Respondent Department of Education brought specifications against petitioner, a tenured teacher, and ordered a disciplinary hearing in accordance with Education Law § 3020-a. The hearing officer sustained the vast majority of the specifications and by determination dated November 26, 2010, recommended terminating petitioner from her employment.

On December 17, 2010, petitioner signed for and received by certified mail a copy of the hearing officer's determination. Thereafter, by notice of petition dated December 28, 2010, petitioner commenced this proceeding to vacate the hearing officer's determination.

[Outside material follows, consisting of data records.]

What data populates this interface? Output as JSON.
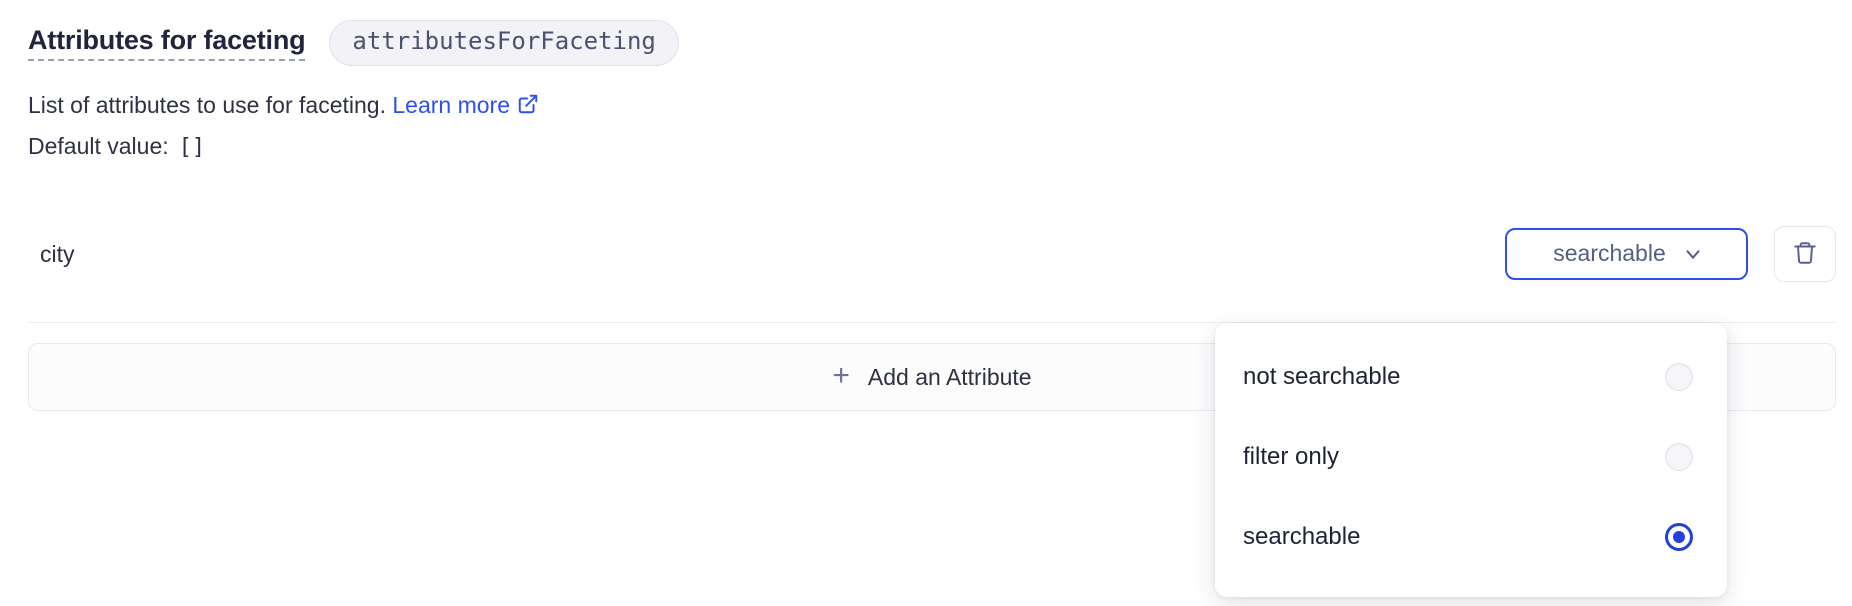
{
  "setting": {
    "title": "Attributes for faceting",
    "badge": "attributesForFaceting",
    "description_text": "List of attributes to use for faceting.",
    "learn_more_label": "Learn more",
    "default_value_label": "Default value:",
    "default_value": "[]"
  },
  "attribute_row": {
    "name": "city",
    "dropdown_value": "searchable"
  },
  "add_attribute": {
    "plus": "+",
    "label": "Add an Attribute"
  },
  "dropdown_menu": {
    "options": [
      {
        "label": "not searchable",
        "selected": false
      },
      {
        "label": "filter only",
        "selected": false
      },
      {
        "label": "searchable",
        "selected": true
      }
    ]
  },
  "colors": {
    "accent_blue": "#2c50f0",
    "radio_selected": "#2240dc",
    "text_primary": "#2d3142",
    "text_muted": "#565e85",
    "badge_bg": "#f2f2f7",
    "border_light": "#e8e8ee"
  }
}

Petitioner acknowledges that Supreme Court was open on December 27, 2010, but argued that the historical snowstorm that occurred on that date resulted in the unavailability of mass transit, and rendered the courthouse inaccessible.

Education Law § 3020-a (5) (a) provides that "[n]ot later than ten days after receipt of the hearing officer's decision, the employee . . . may make an application . . . to vacate or modify the decision of the hearing officer pursuant to [CPLR 7511]." Accordingly, the petition was properly dismissed as time-barred based on petitioner's failure to file the petition within the 10-day limitation period (see Matter of Juste v Klein, 83 AD3d 468 [1st Dept 2011]; Matter of Awaraka v Board of Educ. of City of N.Y., 59 AD3d 442 [2d Dept 2009]). Despite petitioner's predicament, the court was without authority to extend the statute's limitations period (see Matter of Watkins v Board of Educ. of Port Jefferson Union Free School Dist., 26 AD3d 336, 338 [2d Dept 2006]). Concur—Friedman, J.P., Acosta, Renwick, Richter and Abdus-Salaam, JJ. [Prior Case History: 2011 NY Slip Op 31871(U).]